Mitigate and prevent excessive maturity mismatch and market illiquidity

  • Loan-to-deposit ratio

Limit direct and indirect exposure concentrations

  • Systemic risk buffer (SRB)
  • Large exposure restrictions

Limit incentives for excessive risk-taking by systemically important institutions

  • Capital buffer for other systemically important institutions (O-SIIs)

Source: Banco de Portugal

 

Capital requirements on the current legal framework

Pillar 2 Guidance
Pillar 2 Guidance

(1) The microprudential supervisory authority is responsible for setting the Common Equity Tier 1 (CET1) component required to comply with the Pillar 2 guidance.

(2) The sum of the systemic risk buffer and the O-SII buffer is capped at 5% of total exposures.

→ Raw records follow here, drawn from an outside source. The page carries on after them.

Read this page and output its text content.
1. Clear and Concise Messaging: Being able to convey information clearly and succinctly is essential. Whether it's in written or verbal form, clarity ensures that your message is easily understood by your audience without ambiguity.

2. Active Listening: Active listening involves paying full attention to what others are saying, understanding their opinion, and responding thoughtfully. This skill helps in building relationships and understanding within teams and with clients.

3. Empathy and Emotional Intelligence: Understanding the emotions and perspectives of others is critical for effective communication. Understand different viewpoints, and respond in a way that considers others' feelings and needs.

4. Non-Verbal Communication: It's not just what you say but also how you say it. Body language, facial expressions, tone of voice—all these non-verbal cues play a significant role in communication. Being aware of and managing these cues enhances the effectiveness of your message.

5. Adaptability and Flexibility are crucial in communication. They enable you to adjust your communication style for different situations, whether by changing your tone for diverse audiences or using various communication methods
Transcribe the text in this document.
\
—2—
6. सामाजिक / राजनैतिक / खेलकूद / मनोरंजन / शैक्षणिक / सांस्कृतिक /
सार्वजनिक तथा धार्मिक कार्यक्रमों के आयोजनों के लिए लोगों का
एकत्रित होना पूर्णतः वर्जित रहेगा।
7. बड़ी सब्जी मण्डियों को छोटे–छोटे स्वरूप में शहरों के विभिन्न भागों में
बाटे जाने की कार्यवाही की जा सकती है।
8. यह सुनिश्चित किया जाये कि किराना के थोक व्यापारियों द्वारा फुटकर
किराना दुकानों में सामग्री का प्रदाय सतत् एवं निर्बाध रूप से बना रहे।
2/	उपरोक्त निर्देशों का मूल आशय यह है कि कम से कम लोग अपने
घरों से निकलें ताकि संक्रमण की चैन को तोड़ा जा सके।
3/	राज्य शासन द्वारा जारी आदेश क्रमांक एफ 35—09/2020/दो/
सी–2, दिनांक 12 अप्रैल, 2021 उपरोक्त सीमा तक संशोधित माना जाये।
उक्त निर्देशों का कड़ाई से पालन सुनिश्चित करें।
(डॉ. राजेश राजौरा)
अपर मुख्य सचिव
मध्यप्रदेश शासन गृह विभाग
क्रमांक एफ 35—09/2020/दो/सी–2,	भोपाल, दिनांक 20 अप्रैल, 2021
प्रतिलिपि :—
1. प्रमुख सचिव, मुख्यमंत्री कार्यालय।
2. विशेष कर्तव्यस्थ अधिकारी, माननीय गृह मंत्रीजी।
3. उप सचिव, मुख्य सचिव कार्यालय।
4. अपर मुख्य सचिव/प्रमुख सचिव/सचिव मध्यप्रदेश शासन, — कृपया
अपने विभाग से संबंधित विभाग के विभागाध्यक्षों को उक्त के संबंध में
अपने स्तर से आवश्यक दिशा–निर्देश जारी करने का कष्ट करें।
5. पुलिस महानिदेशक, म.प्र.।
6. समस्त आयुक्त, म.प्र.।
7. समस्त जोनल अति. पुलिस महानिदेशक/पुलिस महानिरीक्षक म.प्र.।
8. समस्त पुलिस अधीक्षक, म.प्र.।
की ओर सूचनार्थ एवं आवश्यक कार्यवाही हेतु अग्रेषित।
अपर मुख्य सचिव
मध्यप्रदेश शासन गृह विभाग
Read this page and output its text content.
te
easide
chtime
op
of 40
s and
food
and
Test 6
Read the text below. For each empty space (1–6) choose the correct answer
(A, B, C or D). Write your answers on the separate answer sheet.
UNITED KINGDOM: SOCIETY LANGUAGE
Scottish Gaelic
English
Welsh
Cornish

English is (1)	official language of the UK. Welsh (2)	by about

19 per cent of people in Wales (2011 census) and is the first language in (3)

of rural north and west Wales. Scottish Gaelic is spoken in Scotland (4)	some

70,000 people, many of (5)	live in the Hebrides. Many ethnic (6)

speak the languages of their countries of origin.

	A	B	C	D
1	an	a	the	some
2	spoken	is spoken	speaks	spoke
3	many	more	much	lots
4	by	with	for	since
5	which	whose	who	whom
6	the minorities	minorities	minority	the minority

This maximum limit can be exceeded upon authorisation by the European Commission.

(3) If a group, on a consolidated basis, is subject to a G-SII buffer and an O-SII buffer, the higher capital buffer of the two applies.

(4) The combined buffer requirement is made up of CET1.

(5) The Pillar 2 capital requirements are specific to each bank. They must be composed of at least 56.25% CET1 and at least 75% Additional Tier 1 Own Funds (AT1).

(6) The minimum requirement in CET1 is 4.5% of total exposures, in AT1 6% of total exposures, and in total own funds 8% of total exposures. 

*Each institution is required to comply with a combined buffer requirement that corresponds to the sum of the capital conservation buffer, the institution-specific countercyclical capital buffer and the higher of the G-SII / O-SII buffer and the systemic risk buffer (except where the latter only applies to risk exposures in the EU Member State which activated the measure, in which case it is cumulative).